Démarche
Comprendre tout ce qui entoure un bien
Immobservatoire rassemble les données publiques utiles autour d'une adresse, d'une parcelle, d'un bâtiment et de son marché local. Le but est de rendre ce contexte lisible, vérifiable et exportable, puis de l'utiliser aussi pour alimenter une estimation.

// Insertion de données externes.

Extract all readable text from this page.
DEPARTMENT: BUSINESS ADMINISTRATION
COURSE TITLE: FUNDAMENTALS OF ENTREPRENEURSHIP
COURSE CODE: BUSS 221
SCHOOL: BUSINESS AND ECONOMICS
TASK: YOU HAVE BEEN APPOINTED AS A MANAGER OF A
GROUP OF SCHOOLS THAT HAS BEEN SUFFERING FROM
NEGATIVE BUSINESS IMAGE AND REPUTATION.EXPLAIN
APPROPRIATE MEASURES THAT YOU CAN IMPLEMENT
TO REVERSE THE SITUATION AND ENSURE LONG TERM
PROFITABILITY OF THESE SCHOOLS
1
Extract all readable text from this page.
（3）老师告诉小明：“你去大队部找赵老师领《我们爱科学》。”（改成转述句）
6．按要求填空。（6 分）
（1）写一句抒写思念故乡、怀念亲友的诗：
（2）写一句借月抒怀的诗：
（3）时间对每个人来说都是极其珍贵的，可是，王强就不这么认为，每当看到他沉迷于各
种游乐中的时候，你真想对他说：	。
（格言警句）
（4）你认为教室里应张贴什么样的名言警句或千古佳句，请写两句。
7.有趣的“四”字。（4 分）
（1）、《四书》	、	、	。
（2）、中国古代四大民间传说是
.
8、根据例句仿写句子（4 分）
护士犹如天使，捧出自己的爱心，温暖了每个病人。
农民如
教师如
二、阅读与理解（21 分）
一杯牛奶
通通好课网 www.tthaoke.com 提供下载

Ce que le site cherche à faire
Le site part d'un principe simple : une vente DVF seule dit peu de choses si elle n'est pas replacée dans son environnement. Les caractéristiques du bâti, les parcelles, les DPE, les loyers, l'urbanisme, les risques, les équipements et les ventes voisines racontent mieux un bien lorsqu'ils sont lus ensemble. C'est ce croisement qui fait la valeur d'Immobservatoire.
Le socle DVF
La base Demandes de valeurs foncières est produite par la DGFiP et diffusée en open data pour contribuer à la transparence des marchés fonciers et immobiliers. Elle contient les mutations à titre onéreux publiées au fichier immobilier sur les cinq dernières années. Les données brutes sont mises à jour deux fois par an, fin avril et fin octobre : la publication d'avril ajoute en principe les ventes jusqu'à fin décembre de l'année précédente, celle d'octobre jusqu'à fin juin de l'année en cours. De nouvelles transactions peuvent aussi compléter des millésimes déjà publiés.
Le prix DVF est un prix net vendeur : il ne comprend ni les frais d'agence, ni les frais de notaire, et le mobilier éventuellement vendu avec le bien n'est pas inclus. La surface affichée est la surface réelle bâtie déclarée dans DVF, différente de la surface Carrez lorsqu'elle existe.
La consultation cartographique repose sur le rapprochement entre DVF et le plan cadastral. Cette jointure peut échouer si une parcelle est mal renseignée, renumérotée ou absente du plan ouvert ; une transaction peut donc exister dans les données brutes sans être parfaitement visible sur une carte.
DVF est le socle, mais ce n'est pas toute l'histoire. Immobservatoire fait mieux qu'une simple visualisation de valeurs foncières en reliant les ventes à leur contexte public : forme de la parcelle, caractéristiques du bâtiment, performance énergétique, loyers, projets autorisés, environnement et dynamiques locales. Ces informations restent consultables et exportables pour que l'utilisateur puisse comprendre le marché, pas seulement recevoir un chiffre.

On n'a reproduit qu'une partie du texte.